Dennis Hanks is fast failing in body & mind — has quit his liquor — is more foolish than Grand Mother Lincoln. Grand Mother Lincoln is a little childish — yet she is much smarter than usually thought: she needs rousing: thats' all. and when roused she talks well for she remembers well. Dennis Hanks so his own children say is Crazy — nearly so — is decidedly foolish — has to my mind been so for 3 or 4 years.

I hand you Mr Lincolns old copy book to use in your history of Mr Lincoln It was a copy book as I and family Know it made up of Mr Lincoln's labor when he was — & was not going to school: he worked out his sums & problems at various times — & places. The latter years of the book is gone: It took 5 or 6 years to make the book as we understand it — Know it: I give you some of Mr Lincolns private letters to my father. One was printed in the Charleston Courier in the year 1865 — The one that has the poetry in is the Charleston paper — the Courier — The Decatur Gazette & Chronicle of Octr 17th 1866 publish the Poetry — swift as an arrow &c — The Poetry &c published as above in the Courier was "I'll be a good boy — God Knows when &c."

Mr Lincoln took a fancy to one of my bros — Abraham — wanted him to come to Spfdgd — stay at L house — go to school — L saw his wife about it — refused furiously — caused hard feelings — L wrote to my bro that what he had proposed could not be filled on his part on account of domestic difficulty, but to go on and he L would give him money — books — pay schooling &c — &c my


bro did not do as wished — got a good Common English Education — died in 1861 — aged 22 —

The Lincoln farm is 8 ˝ miles South of Charleston — & 3/4 mile from Farmington. It is called 8m from Charleston to Farmington.

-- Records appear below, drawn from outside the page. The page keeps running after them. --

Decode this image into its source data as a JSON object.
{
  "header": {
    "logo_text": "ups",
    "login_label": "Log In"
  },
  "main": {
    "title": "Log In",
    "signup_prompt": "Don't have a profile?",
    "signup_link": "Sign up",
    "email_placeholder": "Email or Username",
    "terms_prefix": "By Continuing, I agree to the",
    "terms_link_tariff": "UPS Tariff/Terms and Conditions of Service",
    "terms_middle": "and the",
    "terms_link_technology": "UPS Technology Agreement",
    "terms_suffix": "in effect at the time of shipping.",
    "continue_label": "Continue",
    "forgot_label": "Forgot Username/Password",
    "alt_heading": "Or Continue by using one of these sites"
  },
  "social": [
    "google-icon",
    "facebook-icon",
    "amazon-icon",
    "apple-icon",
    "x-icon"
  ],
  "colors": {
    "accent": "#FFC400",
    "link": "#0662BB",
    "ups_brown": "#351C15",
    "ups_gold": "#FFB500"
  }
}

I dont think that Thomas Lincoln was a witty man — a humorous man: he was a social man — loved Company — peeple & their Sports very much: he seemed to me to border on the serious — reflective — He read his bible — told Indian Stories — that thrilled my young nature — was about 16 years of age — he died in 1851. I was then in my 15th year. The Indian Story as told me by Thomas Lincoln — the Father of Abm is true as related to you by Dennis & Jno Hanks. I Know the story because I was young: it interested me much & is now vivid in my mind. Thomas Lincoln — my grand father told me in what Co in Ky it took place, but have forgotten it. Thos Lincoln was the boy that the Indian had and was running off — 2 or more Indians were Killed then & there.

Library of Congress: Herndon-Weik Collection. Manuscript Division. Library of Congress. Washington, D.C. 3936 — 39, Herndon-Weik Collection. Manuscript Division. Library of Congress. Washington, D.C. 3940 — 43 (Springer transcription)



1. This is the Springer transcription, which somehow escaped inclusion in the bound volumes and is in the Herndon-Weik Collection at the Library of Congress.

2. Matilda Johnston Moore.

3. Mary Barker was his mother's maiden name. She married on October 16, 1834.

4. Elizabeth Johnston, stepsister of AL.

5. Marginal note: Jefferson Adams — / Thomas Phipps — / Jas. Phipps — (write to them) Campbell, PO Coles Co Ills.

6. No copies of the Charleston Courier for 1865 appear to have survived.

7. For the surviving remnants of AL's copybook, see CW 1:xxix — xlviii.